Leaving the island: Unusual desorption behavior on the surface of catalysts

03-Jun-2014 - Germany

The desorption of reaction products, for example, from the surface of an exaust catalyst, up to now was looked upon as a simple random process. Following this theory, the desorption events should be distributed randomly over the entire surface. However, many measurement results contradicted this conceptual model. A team of physicists from the Technische Universitaet Muenchen (TUM), the Ludwig-Maximilians University Muenchen (LMU) and the Syncrotron Elettra in Trieste (Italy) has now discovered why.

Prof. Dr. S. Günther / TUM

Adsorbed oxygen forms dark islands on a silver surface.

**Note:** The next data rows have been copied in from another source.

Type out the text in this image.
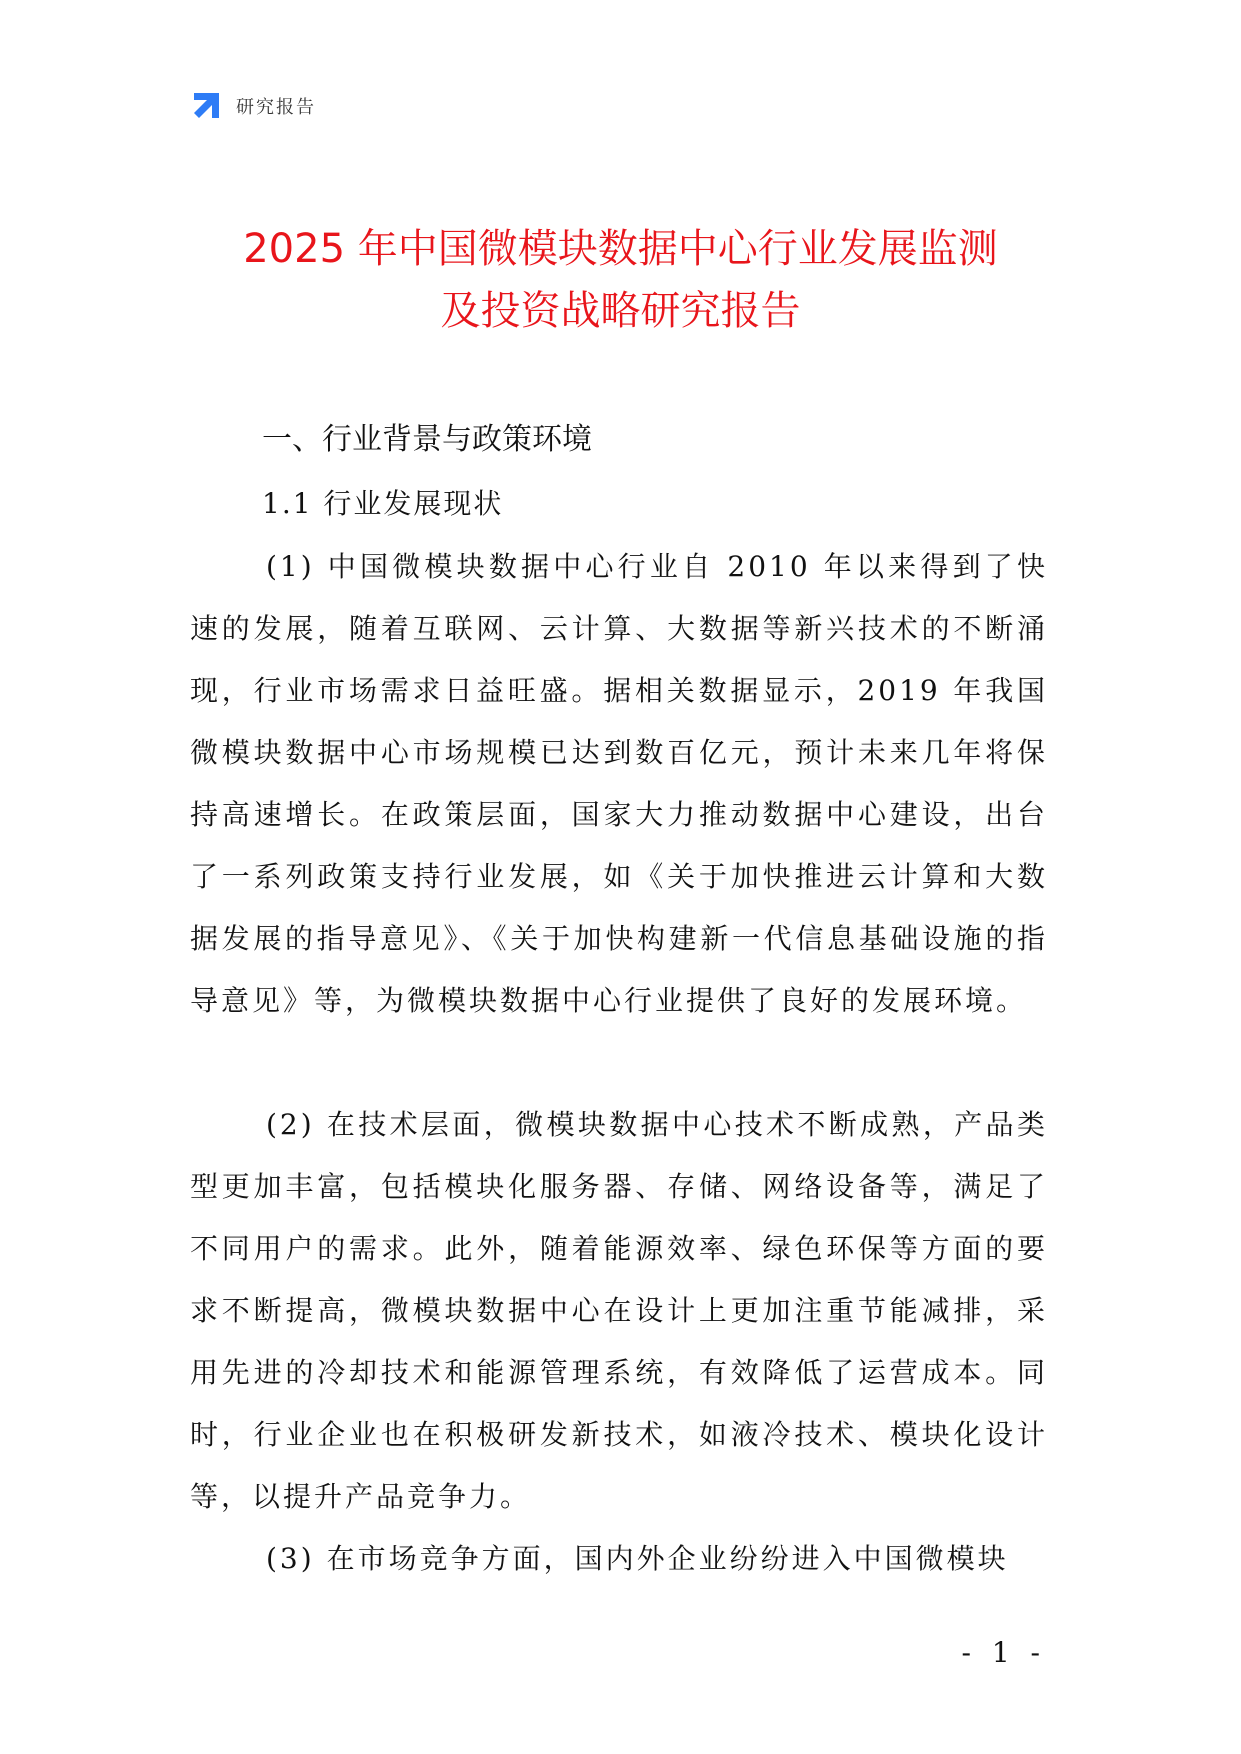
研究报告
2025 年中国微模块数据中心行业发展监测
及投资战略研究报告
一、行业背景与政策环境
1.1 行业发展现状

(1) 中国微模块数据中心行业自 2010 年以来得到了快速的发展，随着互联网、云计算、大数据等新兴技术的不断涌现，行业市场需求日益旺盛。据相关数据显示，2019 年我国微模块数据中心市场规模已达到数百亿元，预计未来几年将保持高速增长。在政策层面，国家大力推动数据中心建设，出台了一系列政策支持行业发展，如《关于加快推进云计算和大数据发展的指导意见》、《关于加快构建新一代信息基础设施的指导意见》等，为微模块数据中心行业提供了良好的发展环境。

(2) 在技术层面，微模块数据中心技术不断成熟，产品类型更加丰富，包括模块化服务器、存储、网络设备等，满足了不同用户的需求。此外，随着能源效率、绿色环保等方面的要求不断提高，微模块数据中心在设计上更加注重节能减排，采用先进的冷却技术和能源管理系统，有效降低了运营成本。同时，行业企业也在积极研发新技术，如液冷技术、模块化设计等，以提升产品竞争力。

(3) 在市场竞争方面，国内外企业纷纷进入中国微模块

- 1 -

The reactions on the surface of a catalyst, for example in the catalytic converter of a car, can be roughly divided into three steps: First, the reactants adsorb on the surface of the catalyst, followed by the actual reaction and the desorption of the products formed. A group of scientists led by Professor Sebastian Günther of the TUM, Professor Joost Wintterlin of the LMU, and Dr. Andrea Locatelli from Syncrotron Elettra in Trieste, has now managed to make such a desorption process microscopically visible.

Unlike the complicated processes that occur on the surface during the catalytic reaction itself, the process of desorption was thought to be relatively simple: The reactants gain thermal energy from the solid surface, and desorb as soon as this energy exceeds the binding energy to the surface. This picture suggests that desorption is a purely statistical process that only depends on the number of molecules. “However, in many cases, the desorption rates calculated using this model do not agree with the experimentally determined values,” says Joost Wintterlin.

Imaging with nanometer resolution

The experiments carried out by Günther, Wintterlin and their colleagues reveal that not only the number of adsorbed molecules but their spatial distribution on the surface is important. In their study, the team employed low-energy electron microscopy (LEEM), which allows one to image solid surfaces with nanometer resolution, to follow what goes on during the course of temperature-induced desorption. LEEM works similarly as conventional electron microscopy. The only difference is that the energetic electrons that form the beam are decelerated just before they hit the surface of the sample. With the help of this technique, the researchers were able to monitor desorption of oxygen from a silver surface.

“It turned out that, during desorption, the layer of absorbed molecules breaks up into many isolated islands, and desorption takes place exclusively from the edges of these islands,” says Sebastian Günther. Moreover, the size distribution of the islands depends on the pretreatment of the silver surface. “Together, these effects account for the discrepancies between theoretical predictions and experimental measurements of desorption rates reported in earlier studies. They probably play a role in many other processes involving desorption from surfaces, and could change our concepts of the processes on catalytic surfaces,” Günther adds.